Sunday, May 15, 2022

Flashback 1999: Lasso the kids for Donley's


     I was sad to hear that Donley's Wild West Town is closing after 45 years in business. I was only there once, nearly a quarter century ago, with the boys, then 3 and 4, but I remember it being a fun, unusual place, with a little train, and a jail, and panning for "gold," and energetic employees working hard to give kids a great experience. 
     Usually, my old stuff doesn't make me cringe, but this one did,  a little. You could slice the first four paragraphs off and lose nothing. If this were someone else's work—oh that it were—and they asked me to critique it, I'd say, "You buried the lede. Start with 'I never had heard of the place...'" Or, better, "I'd never heard of the place..." Less awkward. Ah well.
  
     News is by nature negative. Headlines point to the disasters and tragedies of the day. You never see "EVERYTHING'S FINE" in big type.
     That's good, since everything is not fine, as a rule. So the bad gets publicity, and the good can be ignored. Run into something wonderful and enjoy it, but keep it to yourself. You don't want to be a publicist. What is forgotten is that others might enjoy it too, if only they knew.
     So, realizing the risks involved in praise, I have to let this one out:
     Donley's Wild West Town in Union, Ill. Fun. Unexpected.
     I never had heard of the place. Never heard of Union, for that matter. My wife found it. She has been running her own one-woman summer camp, and, in her endless quest to occupy the boys every day, found Donley's in a book. My first thought was: "I've never heard of Union. It must be far away."
     Make that far, far away. A solid hour's drive from Chicago. Plenty of time to dread the kind of cheesy, rundown joint a bitter cynic such as myself would expect from "Wild West Town." Neglect. Decay. A few pathetic attractions, run by indifferent teens forced to wear plastic uniforms.
     It wasn't. Not close. A big area enclosed by neat wooden buildings. For nine bucks, kids pan for gold in a miner's flume and ride a pony and a small choo-choo train. They are taught to lasso and invited to watch a bullwhip demonstration and a 20-minute Wild West show with gunplay and chases and corny jokes and bad guys tumbling from balconies.
     The place had an enormous restaurant where a tired dad could enjoy a beer with his lunch, and a jail cell where the sheriff herds the kiddies into a real old-fashioned lock-up and lets them ponder their imprisonment for a moment before compelling them to sing a song before he lets them out, all with a deft good humor, as if he hadn't done the same thing a dozen times that day, a hundred times that week, and thousands of times over the years.
     That wasn't the best part, however. The best part, for me, was the faces of the employees. They were adults. Men. One face after another, deeply tanned, lined, sun baked. Cowboy faces. Grizzled Marlboro men. A long, white mustache. A Clint Eastwood squint. All dressed like real, genuine cowboys. My kids will remember the pony, but I will always be amazed that the guy leading them around looked like he just stepped out of "Rio Bravo."
     Enthusiastic, authentic employees couldn't be an accident.
     "What we try to do is attract people who have a love of the old West," said Mike Donley, son of the founder, adding that the town has been there 25 years this summer. "We get a lot of retirees looking for something to do. The first thing we try to instill is: We don't pay your salary. Those guys coming through the door do. If those kids go home at night thinking you're camping under the stars, eating beans, then you've done your job. If you haven't, those kids aren't coming back."
     So that's the story. My apologies for sharing something positive. I'm sure I'll be my old self again next time. But with my kids clamoring to return and, incredibly, me looking forward to taking them, I couldn't just sit on this. The bulk of August stretches long and hot before us, and more than a few readers must need somewhere to take the kiddies that is worth the drive.
          —Originally published in the Sun-Times, Aug. 3, 1999

5 comments:

  1. The piece seems fine to me, but whaddo I know? What I'd have appreciated was a slightly more filled out intro today.
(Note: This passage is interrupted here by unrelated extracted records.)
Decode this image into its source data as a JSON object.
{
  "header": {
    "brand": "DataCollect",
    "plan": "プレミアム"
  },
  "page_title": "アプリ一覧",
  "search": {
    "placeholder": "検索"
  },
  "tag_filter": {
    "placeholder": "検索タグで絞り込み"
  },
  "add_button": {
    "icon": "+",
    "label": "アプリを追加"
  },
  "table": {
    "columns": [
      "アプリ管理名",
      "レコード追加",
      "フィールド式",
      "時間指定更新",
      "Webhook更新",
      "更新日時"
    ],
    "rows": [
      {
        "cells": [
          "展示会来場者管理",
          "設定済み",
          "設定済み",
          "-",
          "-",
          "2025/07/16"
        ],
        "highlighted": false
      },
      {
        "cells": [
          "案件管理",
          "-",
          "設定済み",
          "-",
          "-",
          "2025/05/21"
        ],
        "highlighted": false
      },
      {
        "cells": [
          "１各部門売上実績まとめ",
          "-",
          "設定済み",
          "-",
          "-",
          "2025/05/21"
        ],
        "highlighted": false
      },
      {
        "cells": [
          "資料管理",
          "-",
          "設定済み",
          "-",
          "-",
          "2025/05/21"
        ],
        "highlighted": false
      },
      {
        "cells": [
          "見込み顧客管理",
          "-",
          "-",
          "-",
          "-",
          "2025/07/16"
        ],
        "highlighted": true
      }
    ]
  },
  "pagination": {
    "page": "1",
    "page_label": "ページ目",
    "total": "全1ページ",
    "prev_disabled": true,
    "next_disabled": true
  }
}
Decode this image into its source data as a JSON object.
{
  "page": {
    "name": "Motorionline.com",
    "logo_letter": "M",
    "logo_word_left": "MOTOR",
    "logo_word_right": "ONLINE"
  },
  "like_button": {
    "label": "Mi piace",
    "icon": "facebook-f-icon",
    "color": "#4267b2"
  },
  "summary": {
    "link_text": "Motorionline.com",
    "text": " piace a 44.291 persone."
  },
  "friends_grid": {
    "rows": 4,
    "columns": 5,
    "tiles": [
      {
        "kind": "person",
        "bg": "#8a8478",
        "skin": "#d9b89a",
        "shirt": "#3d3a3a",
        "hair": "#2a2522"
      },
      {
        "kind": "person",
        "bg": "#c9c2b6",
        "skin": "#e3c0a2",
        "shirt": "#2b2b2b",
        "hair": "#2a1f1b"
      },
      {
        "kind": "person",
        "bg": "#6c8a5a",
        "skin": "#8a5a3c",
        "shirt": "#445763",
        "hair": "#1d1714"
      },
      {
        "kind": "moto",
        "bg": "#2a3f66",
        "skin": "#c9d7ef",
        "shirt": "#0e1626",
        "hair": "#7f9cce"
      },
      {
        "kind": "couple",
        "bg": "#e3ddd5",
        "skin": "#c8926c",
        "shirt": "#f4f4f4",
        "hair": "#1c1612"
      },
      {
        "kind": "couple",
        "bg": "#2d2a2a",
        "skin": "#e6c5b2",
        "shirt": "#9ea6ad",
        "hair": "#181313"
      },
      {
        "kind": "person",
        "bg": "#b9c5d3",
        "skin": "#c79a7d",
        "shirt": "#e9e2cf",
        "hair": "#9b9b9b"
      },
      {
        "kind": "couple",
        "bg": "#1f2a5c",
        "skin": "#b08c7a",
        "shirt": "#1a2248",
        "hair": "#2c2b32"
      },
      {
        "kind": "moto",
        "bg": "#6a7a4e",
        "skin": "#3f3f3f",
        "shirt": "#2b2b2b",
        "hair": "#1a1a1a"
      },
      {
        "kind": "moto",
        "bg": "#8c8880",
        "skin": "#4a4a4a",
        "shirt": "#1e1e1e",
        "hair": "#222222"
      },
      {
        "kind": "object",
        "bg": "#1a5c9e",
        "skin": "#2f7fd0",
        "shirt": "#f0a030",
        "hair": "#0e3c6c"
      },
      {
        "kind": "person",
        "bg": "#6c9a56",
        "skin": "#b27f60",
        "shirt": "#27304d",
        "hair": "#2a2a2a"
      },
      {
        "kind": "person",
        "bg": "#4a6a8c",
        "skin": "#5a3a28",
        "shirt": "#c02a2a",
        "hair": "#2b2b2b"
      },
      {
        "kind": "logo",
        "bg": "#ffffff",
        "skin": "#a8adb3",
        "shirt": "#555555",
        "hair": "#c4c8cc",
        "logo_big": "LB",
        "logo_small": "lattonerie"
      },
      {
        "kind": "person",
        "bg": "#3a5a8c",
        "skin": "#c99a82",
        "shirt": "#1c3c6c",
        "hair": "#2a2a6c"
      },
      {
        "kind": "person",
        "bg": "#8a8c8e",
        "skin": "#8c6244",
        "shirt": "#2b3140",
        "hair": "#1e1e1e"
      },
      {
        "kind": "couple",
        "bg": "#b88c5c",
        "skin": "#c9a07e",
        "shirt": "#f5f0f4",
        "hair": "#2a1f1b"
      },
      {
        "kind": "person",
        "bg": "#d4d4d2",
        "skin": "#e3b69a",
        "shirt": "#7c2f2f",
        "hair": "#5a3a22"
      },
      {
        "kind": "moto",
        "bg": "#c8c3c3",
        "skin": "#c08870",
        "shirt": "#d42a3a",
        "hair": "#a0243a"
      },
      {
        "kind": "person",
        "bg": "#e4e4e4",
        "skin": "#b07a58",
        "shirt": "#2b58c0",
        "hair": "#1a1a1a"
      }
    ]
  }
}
    "My kids will remember the pony" makes me wonder if, having been 3 and 4, they recall the place at all. "I was only there once" preceding "... my kids clamoring to return and, incredibly, me looking forward to taking them..." is somewhat notable. I suppose it's just the usual situation of life getting in the way and plenty of other things to do, but it seems mildly unfortunate that you never returned. : )

    I surely know how it goes, however. I've wanted to go to the Illinois Railway Museum in Union for a long time, but have never pulled the trigger. In the general scheme of things, an hour isn't that far, but apparently it's far enough!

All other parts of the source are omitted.